Analysis of the Case

As per the findings specified in the report of the Central government against the ex-directors and the books of accounts of the Company. It could be well decided that the charges pressed against the ex-directors of the Company were appropriate, as they were guilty of fraudulently conducting the business in various ways such as making transactions in their own names and their relative’s names, taking loans from the Company’s accounts, making payment from the Company’s accounts to third parties without the approval of Board of Directors, creditors, etc. Thus, the charges pressed against the delinquent director were accurate on behalf of the Court. 

The decision made by the Court conforms to the existing Company law and is regarded as a serious offense as well as a charge against the directors of the company, especially when the Company is going under liquidation.
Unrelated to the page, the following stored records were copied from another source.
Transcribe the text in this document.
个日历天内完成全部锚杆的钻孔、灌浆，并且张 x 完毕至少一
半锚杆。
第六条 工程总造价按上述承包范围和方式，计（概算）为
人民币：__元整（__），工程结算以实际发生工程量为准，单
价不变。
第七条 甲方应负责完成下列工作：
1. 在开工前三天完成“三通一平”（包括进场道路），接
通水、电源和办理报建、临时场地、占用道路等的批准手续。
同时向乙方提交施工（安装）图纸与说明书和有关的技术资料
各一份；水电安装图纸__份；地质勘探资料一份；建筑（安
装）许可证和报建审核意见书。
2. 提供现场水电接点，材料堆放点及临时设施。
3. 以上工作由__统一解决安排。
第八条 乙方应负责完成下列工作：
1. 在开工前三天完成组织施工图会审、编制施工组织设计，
The reasoning presented by the Court with respect to the case in accordance with the Report and books of accounts of the Company seems suitable and prudent. There was no such point made by the respondent which would have proven that the directors were not fraudulently running their business and treating it as their personal account rather than a corporate entity. It will definitely influence other cases where the liquidator files petition against such delinquent directors. There are no points left or omitted by the Court and all of the contraventions of the Companies Act are taken into consideration. 

The Court has rightfully still requested the liquidator to present recent evidence against the Company’s ex-directors rather than just relying on the report of the Central government of 1994 as it cannot be used to look into the present condition of directors. Thus, it is wise of the High Court of Allahabad to ask the liquidator to get the latest particulars and pieces of evidence against the Company and even the respondents have been allowed to make their replies before the court. Thus, the judgment has been decided correctly after taking note of all the particulars mentioned in the report and the contraventions committed by the directors. 


Therefore, the case can be summarised into that the ex-directors of the Company were using the company for their own personal gains and benefits rather than treating it as corporate personality. The directors were liable for making extraneous expenses from the accounts of the Company and that too without the approval of the Board which led to heavy losses for the Company and lastly there was no other option left but to liquidate the company in order to return funds to the creditors and shareholders of the company. Apart from the fraudulent conduct of the business, another reason due to which the company had to be liquidated was that they didn’t have any new business plan or venture for the Company and continued to play the sole selling agent of GTC Industries for cigarettes which finally reduced the earnings of the Company. Thus, the High Court of Allahabad has rightfully charged the ex-directors of the Company for misfeasance and fraudulent conduct of business, but no punishment has been clearly specified against the directors apart from the fact that they are liable for punishment under Section 542(3) of the Act, which might act as a negative impact on the case.